The star, best known for her role as Hermione Granger in the Harry Potter films, has not acted in a film since December 2018, when she completed work on Greta Gerwig’s adaptation of Little Women, and said she was now “maybe the happiest and healthiest I’ve ever been”.
She continued by saying that while she had enjoyed the work itself, the ancillary duties of promotion were less to her taste.
“The bigger component than the actual job itself is the promotion and selling of that piece of work, this piece of art. The balance of that can get quite thrown off,” Watson said.
“I think I’ll be honest and straightforward, and say: I do not miss selling things. I found that to be quite soul-destroying. But I do very much miss using my skill-set, and I very much miss the art. I just found I got to do so little of the bit that I actually enjoyed.”
Watson has been in the public eye since 2000, when she was first cast in the franchise adapted from JK Rowling’s books. Other key roles included Ballet Shoes (2007), My Week With Marilyn (2011), The Perks of Being a Wallflower (2012) and Sofia Coppola’s The Bling Ring (2013).
She then starred as Russell Crowe’s daughter in Darren Aronofsky’s Noah (2014) and as Belle in the live-action adaptation of Beauty and the Beast (2017), before taking on the role of Meg March in Little Women.
Although those three films were substantial hits, some of Watson’s other films were less successful, with 2016’s The Colony taking just £47 at the UK box office.
“The moment you get on a film set,” Watson continued, “you don’t get very long for rehearsal.

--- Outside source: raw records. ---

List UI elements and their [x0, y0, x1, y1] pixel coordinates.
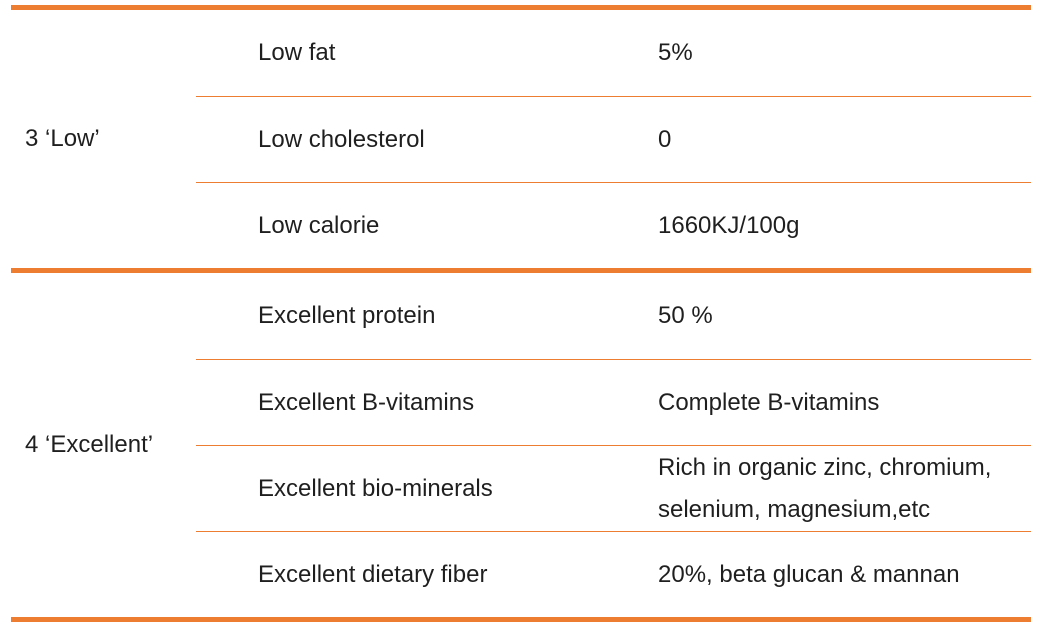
table-row: Excellent dietary fiber 20%, beta glucan…: [196, 531, 1031, 617]
row-value: 0: [658, 125, 672, 153]
row-name: Low cholesterol: [258, 125, 425, 153]
row-value: 20%, beta glucan & mannan: [658, 560, 960, 588]
row-value: 50 %: [658, 302, 713, 329]
row-value: Complete B-vitamins: [658, 388, 880, 416]
group-excellent: 4 ‘Excellent’ Excellent protein 50 % Exc…: [11, 268, 1031, 617]
row-name: Excellent dietary fiber: [258, 560, 488, 588]
table-row: Low calorie 1660KJ/100g: [196, 182, 1031, 268]
table-row: Low fat 5%: [196, 10, 1031, 96]
group-low: 3 ‘Low’ Low fat 5% Low cholesterol 0 Low…: [11, 10, 1031, 268]
group-low-rows: Low fat 5% Low cholesterol 0 Low calorie…: [196, 10, 1031, 268]
row-value: 1660KJ/100g: [658, 211, 800, 239]
row-name: Low calorie: [258, 211, 380, 239]
group-excellent-label: 4 ‘Excellent’: [25, 431, 154, 458]
group-excellent-rows: Excellent protein 50 % Excellent B-vitam…: [196, 273, 1031, 617]
row-name: Excellent bio-minerals: [258, 474, 493, 502]
row-name: Low fat: [258, 39, 336, 66]
row-name: Excellent B-vitamins: [258, 388, 475, 416]
row-value: Rich in organic zinc, chromium, selenium…: [658, 453, 992, 523]
group-low-label: 3 ‘Low’: [25, 125, 100, 152]
table-row: Excellent bio-minerals Rich in organic z…: [196, 445, 1031, 531]
row-value: 5%: [658, 39, 693, 66]
table-row: Low cholesterol 0: [196, 96, 1031, 182]
table-row: Excellent B-vitamins Complete B-vitamins: [196, 359, 1031, 445]
table-row: Excellent protein 50 %: [196, 273, 1031, 359]
nutrition-claims-table: 3 ‘Low’ Low fat 5% Low cholesterol 0 Low…: [11, 5, 1031, 622]
row-name: Excellent protein: [258, 302, 436, 329]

But the moment you get to talk through a scene – or I got to prepare and think about how I wanted to do something – and then the minute the camera rolls, and getting to just completely forget about everything else in the world other than that one moment – it’s such an intense form of meditation. Because you just cannot be anywhere else.
“It’s so freeing. I miss that profoundly. But I don’t miss the pressure. I forgot it was a lot of pressure. I did a small thing for a play, just with my friends. I was like, ‘Bloody hell, this is stressful!’ And that wasn’t even for a real public audience or anything. I don’t miss that.”

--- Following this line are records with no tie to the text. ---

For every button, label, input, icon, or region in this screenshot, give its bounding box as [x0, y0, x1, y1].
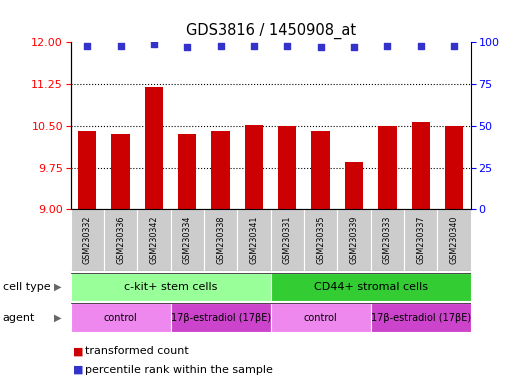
- Text: GSM230333: GSM230333: [383, 216, 392, 264]
- Text: GSM230336: GSM230336: [116, 216, 125, 264]
- Point: [450, 43, 458, 49]
- Bar: [304, 209, 337, 271]
- Text: control: control: [304, 313, 337, 323]
- Point: [117, 43, 125, 49]
- Bar: [204, 209, 237, 271]
- Bar: [437, 209, 471, 271]
- Text: c-kit+ stem cells: c-kit+ stem cells: [124, 282, 218, 292]
- Bar: [78, 131, 96, 209]
- Text: CD44+ stromal cells: CD44+ stromal cells: [314, 282, 428, 292]
- Text: GSM230335: GSM230335: [316, 216, 325, 264]
- Text: GSM230342: GSM230342: [150, 216, 158, 264]
- Text: ■: ■: [73, 346, 84, 356]
- Bar: [111, 134, 130, 209]
- Bar: [170, 303, 271, 332]
- Bar: [312, 131, 330, 209]
- Bar: [345, 162, 363, 209]
- Point: [217, 43, 225, 49]
- Point: [150, 41, 158, 47]
- Bar: [170, 209, 204, 271]
- Point: [416, 43, 425, 49]
- Bar: [211, 131, 230, 209]
- Text: cell type: cell type: [3, 282, 50, 292]
- Point: [183, 44, 191, 50]
- Bar: [145, 87, 163, 209]
- Text: GSM230340: GSM230340: [450, 216, 459, 264]
- Text: GSM230341: GSM230341: [249, 216, 258, 264]
- Text: GSM230332: GSM230332: [83, 216, 92, 264]
- Text: GSM230337: GSM230337: [416, 216, 425, 264]
- Text: percentile rank within the sample: percentile rank within the sample: [85, 365, 272, 375]
- Bar: [371, 209, 404, 271]
- Point: [383, 43, 392, 49]
- Bar: [445, 126, 463, 209]
- Text: ▶: ▶: [54, 282, 61, 292]
- Bar: [104, 209, 137, 271]
- Bar: [271, 303, 371, 332]
- Text: ▶: ▶: [54, 313, 61, 323]
- Bar: [378, 126, 396, 209]
- Point: [83, 43, 92, 49]
- Bar: [271, 209, 304, 271]
- Text: ■: ■: [73, 365, 84, 375]
- Text: control: control: [104, 313, 138, 323]
- Bar: [337, 209, 371, 271]
- Bar: [371, 303, 471, 332]
- Text: agent: agent: [3, 313, 35, 323]
- Bar: [71, 209, 104, 271]
- Text: GSM230334: GSM230334: [183, 216, 192, 264]
- Text: GSM230331: GSM230331: [283, 216, 292, 264]
- Bar: [404, 209, 437, 271]
- Point: [283, 43, 291, 49]
- Bar: [237, 209, 271, 271]
- Bar: [245, 125, 263, 209]
- Bar: [137, 209, 170, 271]
- Bar: [278, 126, 297, 209]
- Point: [316, 44, 325, 50]
- Bar: [71, 273, 271, 301]
- Bar: [271, 273, 471, 301]
- Text: transformed count: transformed count: [85, 346, 188, 356]
- Bar: [412, 122, 430, 209]
- Bar: [178, 134, 197, 209]
- Bar: [71, 303, 170, 332]
- Text: 17β-estradiol (17βE): 17β-estradiol (17βE): [170, 313, 271, 323]
- Text: GSM230339: GSM230339: [349, 216, 358, 264]
- Point: [350, 44, 358, 50]
- Point: [250, 43, 258, 49]
- Title: GDS3816 / 1450908_at: GDS3816 / 1450908_at: [186, 23, 356, 40]
- Text: 17β-estradiol (17βE): 17β-estradiol (17βE): [371, 313, 471, 323]
- Text: GSM230338: GSM230338: [216, 216, 225, 264]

Watson graduated from Brown university in the US with a degree in English literature in 2014 and is currently studying for a DPhil in creative writing at Oxford. She remains an active campaigner for environmental justice and climate change mitigation and has spoken out for solidarity with the people of Palestine.
Her stance on transgender issues has put her – as well as co-stars Daniel Radcliffe and Rupert Grint – in direct opposition to Rowling, and their ongoing feud continues to make headlines. The actor won the top prize at the inaugural genderless MTV movie and TV awards in 2017.

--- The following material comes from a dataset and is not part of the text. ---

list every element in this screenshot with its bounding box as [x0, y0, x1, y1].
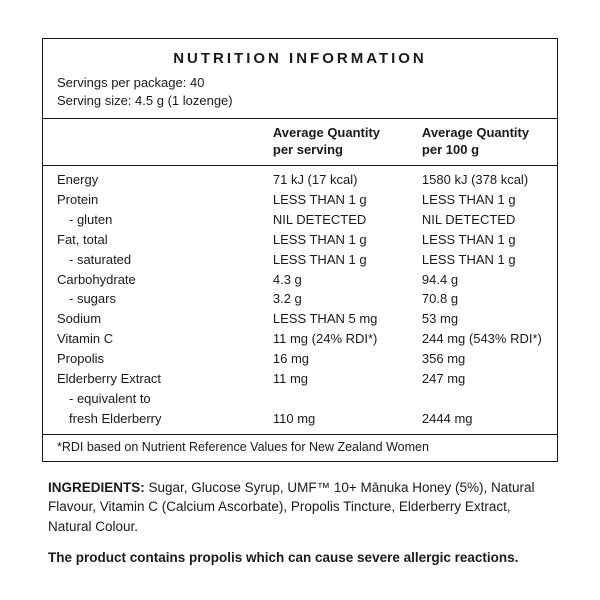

In her acceptance speech, Watson said the award “says something about how we perceive the human experience”.
Along with her brother, Alex, Watson also runs a sustainable gin brand called Renais.
“The most important thing, really – or the foundation of your life – is your home and friends and family. I think I worked so hard for so long that my life sort of bottomed out,” she told Hollywood Authentic.
“The bottom fell out of the piece, which was actually me and my life. So I needed to go and do some construction work. Some good foundations for anything else to grow from. Because if you don’t have that, there’s a kind of mania that ensues; a kind of panic where you move from one project to the next, kind of terrified of the void in between them. You realise you don’t have a rhythm to your life.”
Speaking to the Financial Times in a 2023 interview, Watson said she “wasn’t very happy” with the acting profession and “felt a bit caged”.